When one of the kidnappers first contact agent Reins through the duct, his voice is obviously Middle Eastern, thus obviously telegraphing to the audience his Muslim identity. The actor doing his voice is Sammy Sheik, an Egyptian Muslim who has had quite a TV and film
career, playing roles on Homeland, 24 and The Unit calculated to carefully demarcate the Tiny Minority of Extremists -- by either playing one of them or one of the many Good Muslims who are helping us fight terrorism (or, a regular favorite trope, a character whom the white guys at first suspect of being a terrorist, but who turns out to be a decent victim of prejudice). For my analyses of 24 and The Unit, see here and here.

Later, after another half hour of agonizing suspense and trauma, when another of the kidnappers contacts him, it's obviously a white American (played by actor Pruitt Taylor Vince). Not only that, but from what he says, and the fact that he tells agent Reins that they have his wife, he conveys the impression of being the Muslim terrorist's superior in the operation. The credits at IMDB confirm this, calling him "Boss Terrorist".

Later, as the plot approaches its devolving dénouement (meanwhile, various parts of Washington D.C. according to reports agent Jeremy has heard on the CB radio have been hit by terror attacks) , it turns out that agent Jeremy's friend, agent Ben Reynolds and another white American (played by the beefy all-American actor Tom Berenger) -- who has been sporadically contacting him on the cell phone assuring him that help is on the way -- is actually in on the kidnapping of agent Jeremy. When Jeremy screams at him that he is a traitor, agent Ben responds that "it's just business" (meaning he did it for the money).

That's one of the main messages of all Western TV shows and movies (as far as I know, and I invite anyone to disprove it) -- that, if a Muslim happens to be involved in a terror plot, it's a) got nothing to do with true Islam and b) he's a pawn manipulated by evil white traitors. The second most common message is "See No Muslim, Hear No Muslim" -- i.e., that the threat of terrorism in our time emanates not from Muslims, but rather from a whole galaxy of non-Islamic groups.

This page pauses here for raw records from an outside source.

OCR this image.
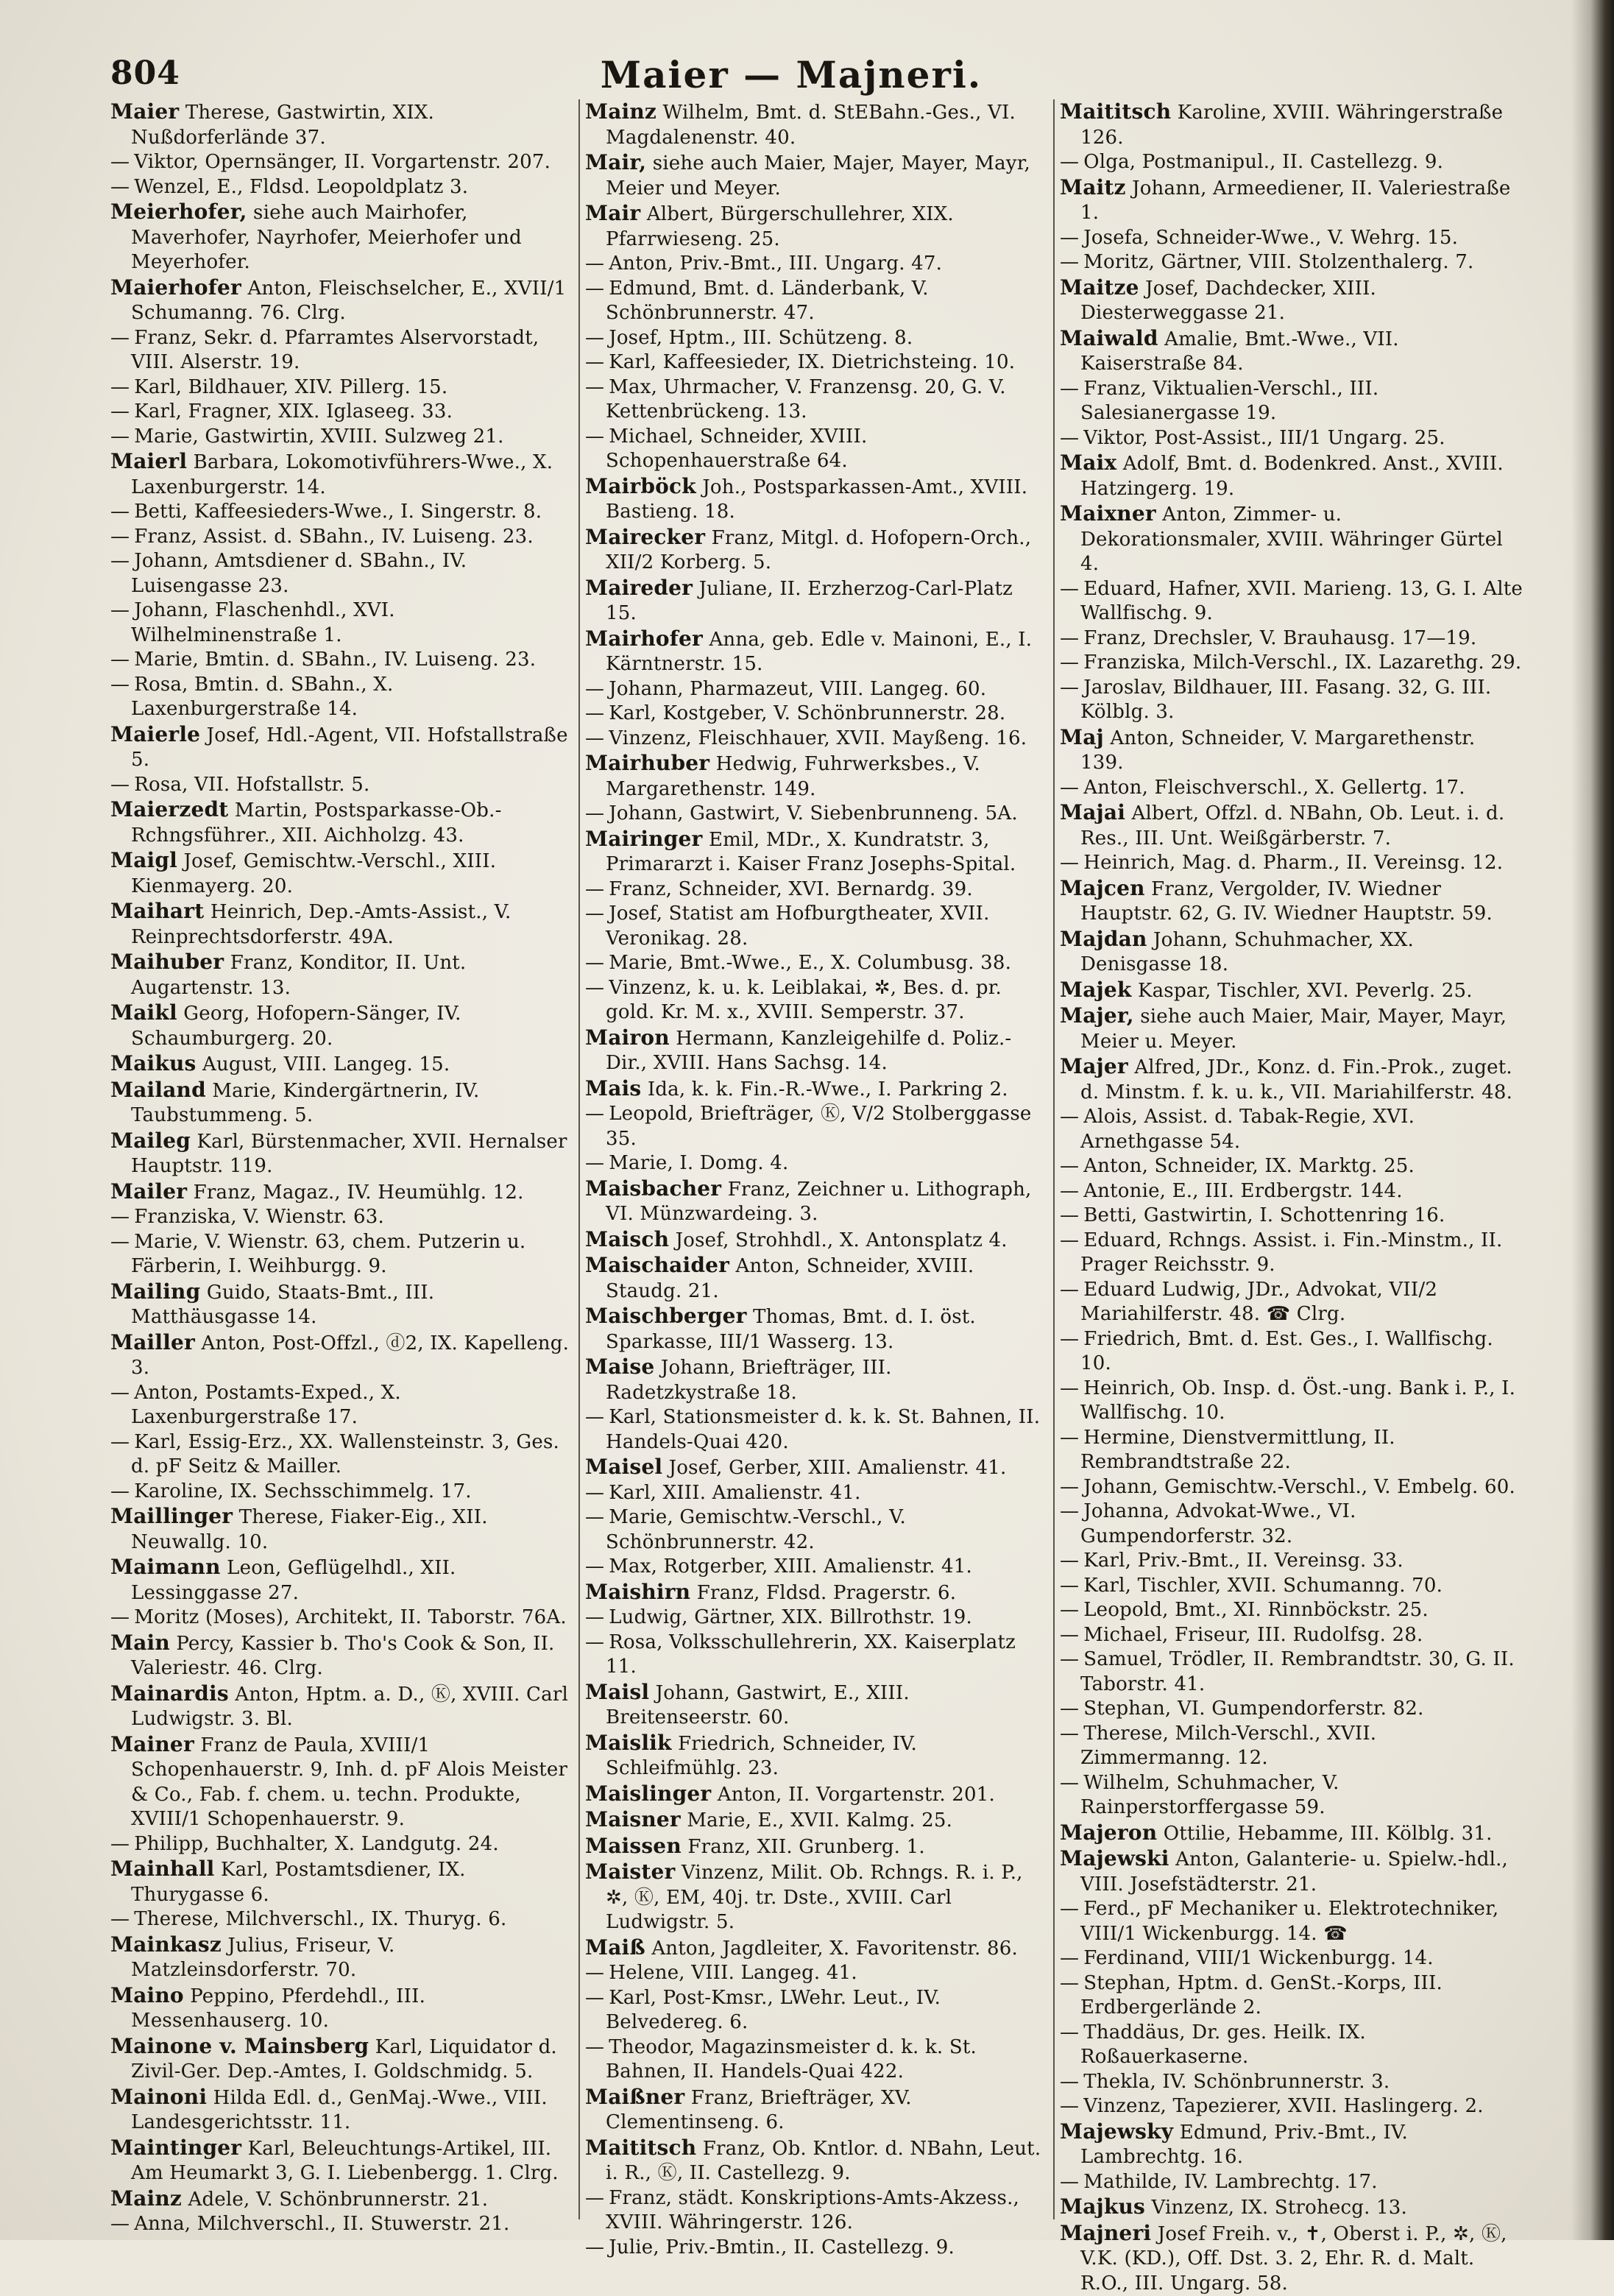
804	Maier — Majneri.

Maier Therese, Gastwirtin, XIX. Nußdorferlände 37.

— Viktor, Opernsänger, II. Vorgartenstr. 207.

— Wenzel, E., Fldsd. Leopoldplatz 3.

Meierhofer, siehe auch Mairhofer, Maverhofer, Nayrhofer, Meierhofer und Meyerhofer.

Maierhofer Anton, Fleischselcher, E., XVII/1 Schumanng. 76. Clrg.

— Franz, Sekr. d. Pfarramtes Alservorstadt, VIII. Alserstr. 19.

— Karl, Bildhauer, XIV. Pillerg. 15.

— Karl, Fragner, XIX. Iglaseeg. 33.

— Marie, Gastwirtin, XVIII. Sulzweg 21.

Maierl Barbara, Lokomotivführers-Wwe., X. Laxenburgerstr. 14.

— Betti, Kaffeesieders-Wwe., I. Singerstr. 8.

— Franz, Assist. d. SBahn., IV. Luiseng. 23.

— Johann, Amtsdiener d. SBahn., IV. Luisengasse 23.

— Johann, Flaschenhdl., XVI. Wilhelminenstraße 1.

— Marie, Bmtin. d. SBahn., IV. Luiseng. 23.

— Rosa, Bmtin. d. SBahn., X. Laxenburgerstraße 14.

Maierle Josef, Hdl.-Agent, VII. Hofstallstraße 5.

— Rosa, VII. Hofstallstr. 5.

Maierzedt Martin, Postsparkasse-Ob.-Rchngsführer., XII. Aichholzg. 43.

Maigl Josef, Gemischtw.-Verschl., XIII. Kienmayerg. 20.

Maihart Heinrich, Dep.-Amts-Assist., V. Reinprechtsdorferstr. 49A.

Maihuber Franz, Konditor, II. Unt. Augartenstr. 13.

Maikl Georg, Hofopern-Sänger, IV. Schaumburgerg. 20.

Maikus August, VIII. Langeg. 15.

Mailand Marie, Kindergärtnerin, IV. Taubstummeng. 5.

Maileg Karl, Bürstenmacher, XVII. Hernalser Hauptstr. 119.

Mailer Franz, Magaz., IV. Heumühlg. 12.

— Franziska, V. Wienstr. 63.

— Marie, V. Wienstr. 63, chem. Putzerin u. Färberin, I. Weihburgg. 9.

Mailing Guido, Staats-Bmt., III. Matthäusgasse 14.

Mailler Anton, Post-Offzl., ⓓ2, IX. Kapelleng. 3.

— Anton, Postamts-Exped., X. Laxenburgerstraße 17.

— Karl, Essig-Erz., XX. Wallensteinstr. 3, Ges. d. pF Seitz & Mailler.

— Karoline, IX. Sechsschimmelg. 17.

Maillinger Therese, Fiaker-Eig., XII. Neuwallg. 10.

Maimann Leon, Geflügelhdl., XII. Lessinggasse 27.

— Moritz (Moses), Architekt, II. Taborstr. 76A.

Main Percy, Kassier b. Tho's Cook & Son, II. Valeriestr. 46. Clrg.

Mainardis Anton, Hptm. a. D., Ⓚ, XVIII. Carl Ludwigstr. 3. Bl.

Mainer Franz de Paula, XVIII/1 Schopenhauerstr. 9, Inh. d. pF Alois Meister & Co., Fab. f. chem. u. techn. Produkte, XVIII/1 Schopenhauerstr. 9.

— Philipp, Buchhalter, X. Landgutg. 24.

Mainhall Karl, Postamtsdiener, IX. Thurygasse 6.

— Therese, Milchverschl., IX. Thuryg. 6.

Mainkasz Julius, Friseur, V. Matzleinsdorferstr. 70.

Maino Peppino, Pferdehdl., III. Messenhauserg. 10.

Mainone v. Mainsberg Karl, Liquidator d. Zivil-Ger. Dep.-Amtes, I. Goldschmidg. 5.

Mainoni Hilda Edl. d., GenMaj.-Wwe., VIII. Landesgerichtsstr. 11.

Maintinger Karl, Beleuchtungs-Artikel, III. Am Heumarkt 3, G. I. Liebenbergg. 1. Clrg.

Mainz Adele, V. Schönbrunnerstr. 21.

— Anna, Milchverschl., II. Stuwerstr. 21.

Mainz Wilhelm, Bmt. d. StEBahn.-Ges., VI. Magdalenenstr. 40.

Mair, siehe auch Maier, Majer, Mayer, Mayr, Meier und Meyer.

Mair Albert, Bürgerschullehrer, XIX. Pfarrwieseng. 25.

— Anton, Priv.-Bmt., III. Ungarg. 47.

— Edmund, Bmt. d. Länderbank, V. Schönbrunnerstr. 47.

— Josef, Hptm., III. Schützeng. 8.

— Karl, Kaffeesieder, IX. Dietrichsteing. 10.

— Max, Uhrmacher, V. Franzensg. 20, G. V. Kettenbrückeng. 13.

— Michael, Schneider, XVIII. Schopenhauerstraße 64.

Mairböck Joh., Postsparkassen-Amt., XVIII. Bastieng. 18.

Mairecker Franz, Mitgl. d. Hofopern-Orch., XII/2 Korberg. 5.

Maireder Juliane, II. Erzherzog-Carl-Platz 15.

Mairhofer Anna, geb. Edle v. Mainoni, E., I. Kärntnerstr. 15.

— Johann, Pharmazeut, VIII. Langeg. 60.

— Karl, Kostgeber, V. Schönbrunnerstr. 28.

— Vinzenz, Fleischhauer, XVII. Mayßeng. 16.

Mairhuber Hedwig, Fuhrwerksbes., V. Margarethenstr. 149.

— Johann, Gastwirt, V. Siebenbrunneng. 5A.

Mairinger Emil, MDr., X. Kundratstr. 3, Primararzt i. Kaiser Franz Josephs-Spital.

— Franz, Schneider, XVI. Bernardg. 39.

— Josef, Statist am Hofburgtheater, XVII. Veronikag. 28.

— Marie, Bmt.-Wwe., E., X. Columbusg. 38.

— Vinzenz, k. u. k. Leiblakai, ✲, Bes. d. pr. gold. Kr. M. x., XVIII. Semperstr. 37.

Mairon Hermann, Kanzleigehilfe d. Poliz.-Dir., XVIII. Hans Sachsg. 14.

Mais Ida, k. k. Fin.-R.-Wwe., I. Parkring 2.

— Leopold, Briefträger, Ⓚ, V/2 Stolberggasse 35.

— Marie, I. Domg. 4.

Maisbacher Franz, Zeichner u. Lithograph, VI. Münzwardeing. 3.

Maisch Josef, Strohhdl., X. Antonsplatz 4.

Maischaider Anton, Schneider, XVIII. Staudg. 21.

Maischberger Thomas, Bmt. d. I. öst. Sparkasse, III/1 Wasserg. 13.

Maise Johann, Briefträger, III. Radetzkystraße 18.

— Karl, Stationsmeister d. k. k. St. Bahnen, II. Handels-Quai 420.

Maisel Josef, Gerber, XIII. Amalienstr. 41.

— Karl, XIII. Amalienstr. 41.

— Marie, Gemischtw.-Verschl., V. Schönbrunnerstr. 42.

— Max, Rotgerber, XIII. Amalienstr. 41.

Maishirn Franz, Fldsd. Pragerstr. 6.

— Ludwig, Gärtner, XIX. Billrothstr. 19.

— Rosa, Volksschullehrerin, XX. Kaiserplatz 11.

Maisl Johann, Gastwirt, E., XIII. Breitenseerstr. 60.

Maislik Friedrich, Schneider, IV. Schleifmühlg. 23.

Maislinger Anton, II. Vorgartenstr. 201.

Maisner Marie, E., XVII. Kalmg. 25.

Maissen Franz, XII. Grunberg. 1.

Maister Vinzenz, Milit. Ob. Rchngs. R. i. P., ✲, Ⓚ, EM, 40j. tr. Dste., XVIII. Carl Ludwigstr. 5.

Maiß Anton, Jagdleiter, X. Favoritenstr. 86.

— Helene, VIII. Langeg. 41.

— Karl, Post-Kmsr., LWehr. Leut., IV. Belvedereg. 6.

— Theodor, Magazinsmeister d. k. k. St. Bahnen, II. Handels-Quai 422.

Maißner Franz, Briefträger, XV. Clementinseng. 6.

Maititsch Franz, Ob. Kntlor. d. NBahn, Leut. i. R., Ⓚ, II. Castellezg. 9.

— Franz, städt. Konskriptions-Amts-Akzess., XVIII. Währingerstr. 126.

— Julie, Priv.-Bmtin., II. Castellezg. 9.

Maititsch Karoline, XVIII. Währingerstraße 126.

— Olga, Postmanipul., II. Castellezg. 9.

Maitz Johann, Armeediener, II. Valeriestraße 1.

— Josefa, Schneider-Wwe., V. Wehrg. 15.

— Moritz, Gärtner, VIII. Stolzenthalerg. 7.

Maitze Josef, Dachdecker, XIII. Diesterweggasse 21.

Maiwald Amalie, Bmt.-Wwe., VII. Kaiserstraße 84.

— Franz, Viktualien-Verschl., III. Salesianergasse 19.

— Viktor, Post-Assist., III/1 Ungarg. 25.

Maix Adolf, Bmt. d. Bodenkred. Anst., XVIII. Hatzingerg. 19.

Maixner Anton, Zimmer- u. Dekorationsmaler, XVIII. Währinger Gürtel 4.

— Eduard, Hafner, XVII. Marieng. 13, G. I. Alte Wallfischg. 9.

— Franz, Drechsler, V. Brauhausg. 17—19.

— Franziska, Milch-Verschl., IX. Lazarethg. 29.

— Jaroslav, Bildhauer, III. Fasang. 32, G. III. Kölblg. 3.

Maj Anton, Schneider, V. Margarethenstr. 139.

— Anton, Fleischverschl., X. Gellertg. 17.

Majai Albert, Offzl. d. NBahn, Ob. Leut. i. d. Res., III. Unt. Weißgärberstr. 7.

— Heinrich, Mag. d. Pharm., II. Vereinsg. 12.

Majcen Franz, Vergolder, IV. Wiedner Hauptstr. 62, G. IV. Wiedner Hauptstr. 59.

Majdan Johann, Schuhmacher, XX. Denisgasse 18.

Majek Kaspar, Tischler, XVI. Peverlg. 25.

Majer, siehe auch Maier, Mair, Mayer, Mayr, Meier u. Meyer.

Majer Alfred, JDr., Konz. d. Fin.-Prok., zuget. d. Minstm. f. k. u. k., VII. Mariahilferstr. 48.

— Alois, Assist. d. Tabak-Regie, XVI. Arnethgasse 54.

— Anton, Schneider, IX. Marktg. 25.

— Antonie, E., III. Erdbergstr. 144.

— Betti, Gastwirtin, I. Schottenring 16.

— Eduard, Rchngs. Assist. i. Fin.-Minstm., II. Prager Reichsstr. 9.

— Eduard Ludwig, JDr., Advokat, VII/2 Mariahilferstr. 48. ☎ Clrg.

— Friedrich, Bmt. d. Est. Ges., I. Wallfischg. 10.

— Heinrich, Ob. Insp. d. Öst.-ung. Bank i. P., I. Wallfischg. 10.

— Hermine, Dienstvermittlung, II. Rembrandtstraße 22.

— Johann, Gemischtw.-Verschl., V. Embelg. 60.

— Johanna, Advokat-Wwe., VI. Gumpendorferstr. 32.

— Karl, Priv.-Bmt., II. Vereinsg. 33.

— Karl, Tischler, XVII. Schumanng. 70.

— Leopold, Bmt., XI. Rinnböckstr. 25.

— Michael, Friseur, III. Rudolfsg. 28.

— Samuel, Trödler, II. Rembrandtstr. 30, G. II. Taborstr. 41.

— Stephan, VI. Gumpendorferstr. 82.

— Therese, Milch-Verschl., XVII. Zimmermanng. 12.

— Wilhelm, Schuhmacher, V. Rainperstorffergasse 59.

Majeron Ottilie, Hebamme, III. Kölblg. 31.

Majewski Anton, Galanterie- u. Spielw.-hdl., VIII. Josefstädterstr. 21.

— Ferd., pF Mechaniker u. Elektrotechniker, VIII/1 Wickenburgg. 14. ☎

— Ferdinand, VIII/1 Wickenburgg. 14.

— Stephan, Hptm. d. GenSt.-Korps, III. Erdbergerlände 2.

— Thaddäus, Dr. ges. Heilk. IX. Roßauerkaserne.

— Thekla, IV. Schönbrunnerstr. 3.

— Vinzenz, Tapezierer, XVII. Haslingerg. 2.

Majewsky Edmund, Priv.-Bmt., IV. Lambrechtg. 16.

— Mathilde, IV. Lambrechtg. 17.

Majkus Vinzenz, IX. Strohecg. 13.

Majneri Josef Freih. v., ✝, Oberst i. P., ✲, Ⓚ, V.K. (KD.), Off. Dst. 3. 2, Ehr. R. d. Malt. R.O., III. Ungarg. 58.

The ending of Brake unravels into the ludicrous and the horrible: As agent Reins has consistently resisted all attempts to extract key information from him that would help the terrorists kill the President and his Cabinet, they decide to kill him by drowning, and his glass cage proceeds to fill up with forceful jets of water. When the cage is full and he has nearly passed out, he suddenly awakes to find himself hauled out of the trunk onto the pavement, where he coughs up water and blood and finally regains his wits -- to see all these white guys around him, including agent Reynolds whom he thought was a traitor, all congratulating him on having "passed the test". Even his lovely white wife is there, who had been enlisted to assist them in this elaborate test of his resolve to be loyal to his country. When he finally processes this, he is unimaginably relieved, then swoons and faints. When he comes to a few minutes later, he's strapped onto a gurney in the back of an ambulance. His loving wife is there ministering to him. Finally, now that his guard is completely down, she manages to get out of him the information the terrorists wanted all along -- because she and all the other white guys were really in on it all along. The last turn of events was part of the elaborate deceit. The final scene shows him dying under the gas his white wife terrorist is smothering his mouth with.

The ending ratchets up the horrifying nature of a terror plot -- and surely it is not lost on the viewer that the Muslim early on was but a pawn being manipulated by evil white guys.